Wyrok, nakazujący miastu Słupsk wypłatę odszkodowania w wysokości dwudziestu milionów złotych, wydał Sąd Arbitrażowy przy Krajowej Izbie Gospodarczej w Warszawie. Jak informuje Radio Gdańsk „roszczenia dotyczyły dodatkowych prac, które wykonała na budowie aquaparku firma Termochem”. Spółka ta zajmowała się budową parku wodnego przez dwa lata, jednak na początku 2013 roku jej pracownicy zostali usunięci z terenu budowy, zaś umowa została zerwana.

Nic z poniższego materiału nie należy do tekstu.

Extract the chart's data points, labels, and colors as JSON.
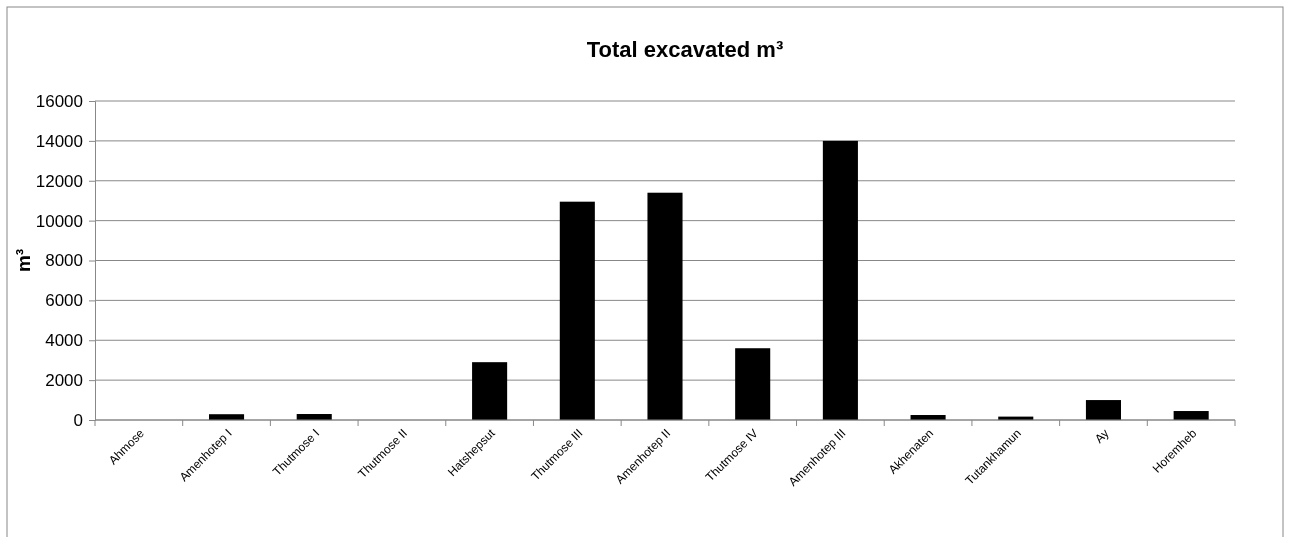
{
  "chart_data": {
    "type": "bar",
    "title": "Total excavated m³",
    "ylabel": "m³",
    "categories": [
      "Ahmose",
      "Amenhotep I",
      "Thutmose I",
      "Thutmose II",
      "Hatshepsut",
      "Thutmose III",
      "Amenhotep II",
      "Thutmose IV",
      "Amenhotep III",
      "Akhenaten",
      "Tutankhamun",
      "Ay",
      "Horemheb"
    ],
    "values": [
      0,
      290,
      300,
      0,
      2900,
      10950,
      11400,
      3600,
      14000,
      250,
      170,
      1000,
      450
    ],
    "color": "#000000",
    "ylim": [
      0,
      16000
    ],
    "yticks": [
      0,
      2000,
      4000,
      6000,
      8000,
      10000,
      12000,
      14000,
      16000
    ],
    "grid": "y"
  }
}
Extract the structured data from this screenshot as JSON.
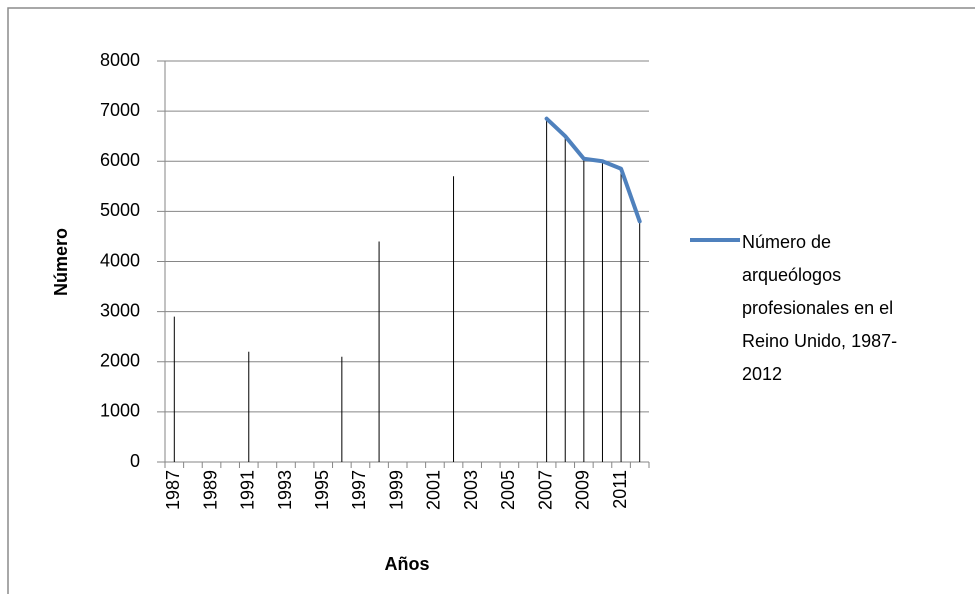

Czytaj także: Czarnobyl nie był pierwszy. 30 lat wcześniej doszło do katastrofy kysztymskiej
Władze miasta zażądały od przedstawicieli spółki zapłaty w wysokości 24 milionów złotych, wynikającej z kar umownych, niezrealizowania umowy oraz strat, które poniósł Słupsk. Identyczny wniosek złożyli jednak przedstawiciele Termochemu.
Sprawa, która przed Sądem Arbitrażowym trwała ponad rok, ostatecznie się zakończyła. Sąd nakazał spółce Termochem wypłacić miastu kwotę w wysokości miliona dwustu tysięcy złotych, z kolei Słupsk zmuszony będzie pokryć roszczenia firmy, które sąd oszacował na dwadzieścia jeden milionów złotych. W praktyce, władze miasta, a więc również prezydent – Robert Biedroń, mają duży ból głowy, ponieważ na konto Termochemu muszą przelać około dwudziestu milionów złotych wraz z odsetkami.
„Na piątek prezydent Robert Biedroń zwołał sztab kryzysowy. Ma ustalić strategię działania. Wiceprezydent Słupska Krystyna Danilecka-Wojewódzka powiedział w rozmowie telefonicznej z reporterem Radia Gdańsk, że jest załamana, bo to możne oznaczać finansową katastrofę dla miasta” – czytamy na stronie internetowej Radia Gdańsk.